Les premiers psychanalystes, Minutes de la Société psychanalytique de Vienne, trad. N. Bakman, Gallimard, Paris, 1976, I, 1908-1910, séance du 13 02 1907, p. 136

« Le suicide est l’apogée de l’auto-érotisme négatif »

Les premiers psychanalystes, Minutes de la Société psychanalytique de Vienne, trad. N. Bakman, Gallimard, Paris, 1978, II, séance du 24 03 1909, p. 180-181

« La différence dans la forme de suicide choisie par les deux sexes illustre que le symbolisme s’étend jusqu’à la mort. Le choix des moyens du suicide révèle le symbolisme sexuel le plus primitif, que nous connaissons depuis longtemps. Un homme se tue avec un revolver, c’est-à-dire qu’il joue avec son pénis, ou bien il se pend, c’est-à-dire qu’il devient quelque chose qui pend de toute sa longueur, un « pénis » (« pendere ») ».

Les premiers psychanalystes, Minutes de la Société psychanalytique de Vienne, trad. N. Bakman, Gallimard, Paris, 1976, II, p. 481-482

« Le suicide ne serait pas tant une conséquence qu’un substitut de la psychose, bien que les deux formes puisse bien entendu se combiner à un degré quelconque »

(…) « On a l’impression que, dans beaucoup de cas, c’est la peur de l’inceste qui mène les enfants au suicide »

(…) « Pour l’instant, nous pouvons accepter sans hésiter la thèse (…) selon laquelle, dans le suicide, la pulsion de vie est vaincue par la libido (dans ce texte, Freud oppose la pulsion du moi et les pulsions sexuelles».

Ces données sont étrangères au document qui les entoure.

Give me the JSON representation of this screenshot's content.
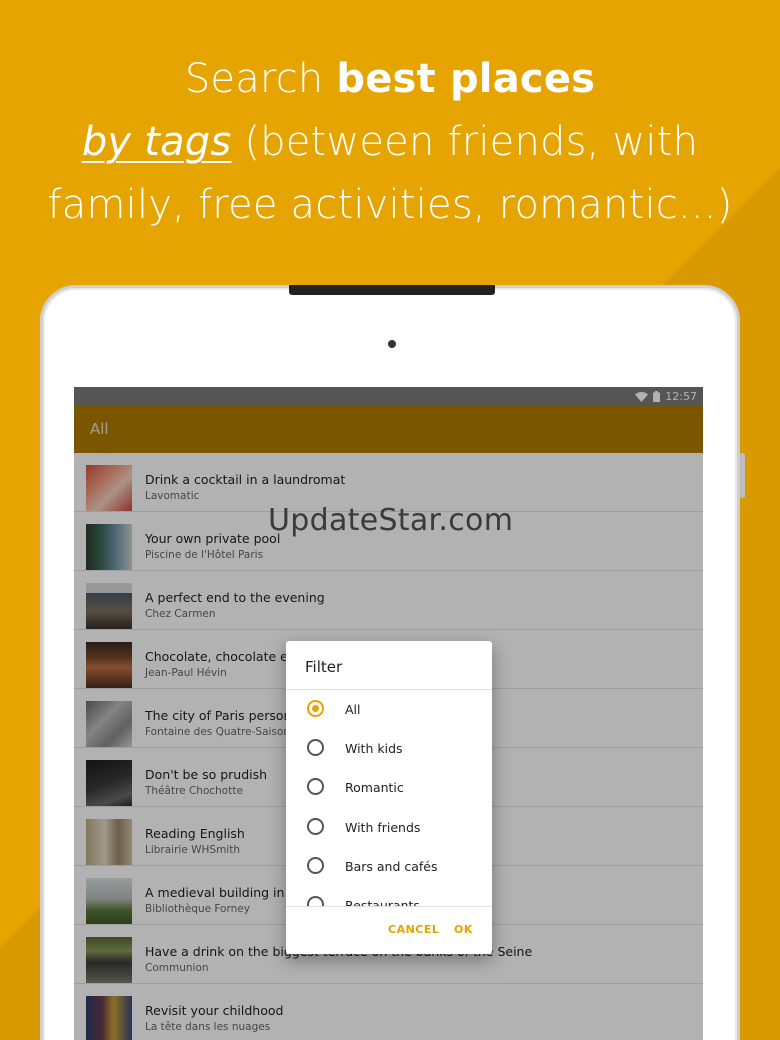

(…) « Il serait intéressant d’établir si le désespoir d’être jamais aimé est effectivement chaque fois la condition du suicide (des écoliers) ; la formule a quelque chose de séduisant »

Sigmund Freud – Ludwig Binswanger : correspondance, 1908-1938, trad. R. Menahem et M. Strauss, Calmann-Lévy, Paris, 1995, 02 05 1909 p. 74, ou 1970 p. 283

Les remarques de Freud sont les même que dans la séance des Minutes de la Société Psychanalytique de Vienne, séance du 24 03 1909.

Freud S., Psychopathologie de la vie quotidienne, 1901, édition de 1923, trad. S. Jankélévitch, PBP, Payot, 1990, p. 207-214

Le suicide et le désir de suicide sous ses formes « inconscientes ». Dans cet ouvrage, le suicide est vu comme un acte manqué. Le suicide peut-il accéder au statut d’un symptôme ?

Freud S., Totem et tabou, trad. S. Jankélévitch, PBP, Payot, 1992, 1912-1913, p. 230 ou 307 selon l’édition

“D’après la loi du talion, qui est profondément enracinée dans la sensibilité humaine, un meurtre ne peut être expié que par le sacrifice d’une autre vie ; le sacrifice de soi renvoie à un crime de sang ».

Note 2 : « Les impulsions suicidaires de nos névrosés se révèlent régulièrement être des autopunitions pour des désirs de mort dirigés contre autrui ».

Freud S., « Considérations actuelles sur la guerre et sur la mort » (1915), Essais de psychanalyse, petite bibliothèque Payot, 15, Paris, Payot, 1981, (Article en ligne). Commentaire de cet article.

« Notre propre mort ne nous est pas représentable et aussi souvent que nous tentons de nous la représenter nous pouvons remarquer qu’en réalité nous continuons à être là en tant que spectateur. C’est pourquoi dans l’école psychanalytique on a pu oser cette déclaration : personne, au fond, ne croit à sa propre mort ou, ce qui revient au même : dans l’inconscient, chacun de nous est persuadé de son immortalité ».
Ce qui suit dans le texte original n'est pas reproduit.